A inflação nos EUA apresentou deflação de 0,1% em dezembro, em linha com o esperado. O núcleo da inflação, métrica que exclui a inflação com alimentos e energia e recebe mais atenção por parte das autoridades monetárias, avançou 0,3% no mês. Em termos anuais, o CPI total variou 6,4%, enquanto o núcleo do CPI teve variação de 5,7%, com alta de 7% em serviços e de 2,1% em bens. A composição do indicador mostrou uma maior pressão da inflação de aluguel, com alta de 0,8% na margem, ante média de 0,7% nos últimos três meses, liderando a alta de 0,6% em serviços. três meses de serviços anualizada foi de 1,2%, o menor patamar desde junho de 2020. Apesar das surpresas positivas com os números de inflação e salários, mantemos a expectativa de alta dos juros de 50 pb em fevereiro e de 25 p.b em março, mas reconhecemos que aumentou a probabilidade de 25 pb já na próxima reunião e de uma taxa terminal de juros menor do que 5,25%.

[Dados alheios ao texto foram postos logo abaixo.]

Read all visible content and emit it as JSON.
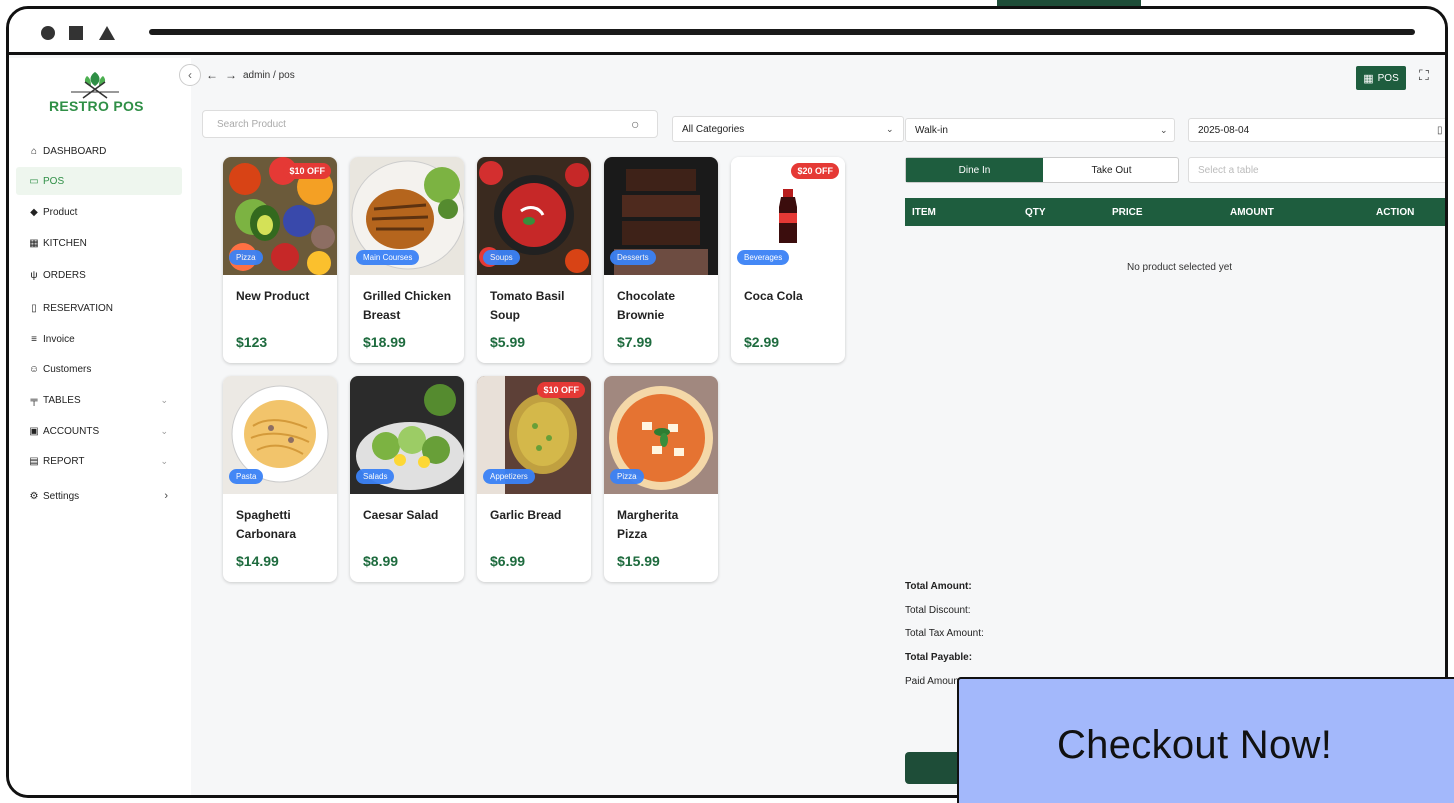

Por fim, na China, a despeito das perspectivas mais favoráveis para 2023 decorrentes da reabertura do país e das diversas medidas de estímulo, os resultados de dezembro ainda apontam para uma economia bastante fraca. No último mês do ano passado, as exportações e importações recuaram 9,9% e 7,5%, respectivamente, em relação ao mesmo mês do ano anterior. O destaque fica para a forte retração do comércio de bens, em especial, de eletrônicos, revertendo o ciclo pós pandemia. Nessa mesma direção, cabe mencionar a deflação do índice de preços ao produtor, com queda de 0,7% em dezembro na comparação interanual, reforçando a tendência observada na grande maioria dos país de desinflação de bens e de preços de commodities. Ao mesmo tempo, o índice de preços ao consumidor registrou alta de 1,8% em dezembro, seguindo em patamar comportado, o que mantém espaço para o alívio da política econômica, que segue focada em acelerar a economia.
Na próxima semana
A agenda doméstica de indicadores estará esvaziada e, com isso, as atenções seguirão focadas nos debates fiscais e suas implicações para o cenário de inflação e juros. Na agenda internacional, destaque para a decisão de política monetária do Banco do Japão, quando a autoridade monetária poderá dar mais um passo na remoção das medidas ultra expansionistas. Além disso, teremos os dados de atividade econômica da China, em especial o PIB do 4o trimestre do ano passado, e dos EUA referentes a dezembro (vendas do varejo, produção industrial e indicadores do mercado imobiliário). Por fim, em virtude da realização do Fórum Econômico Mundial, diversos representantes de bancos centrais farão discursos ao longo da semana.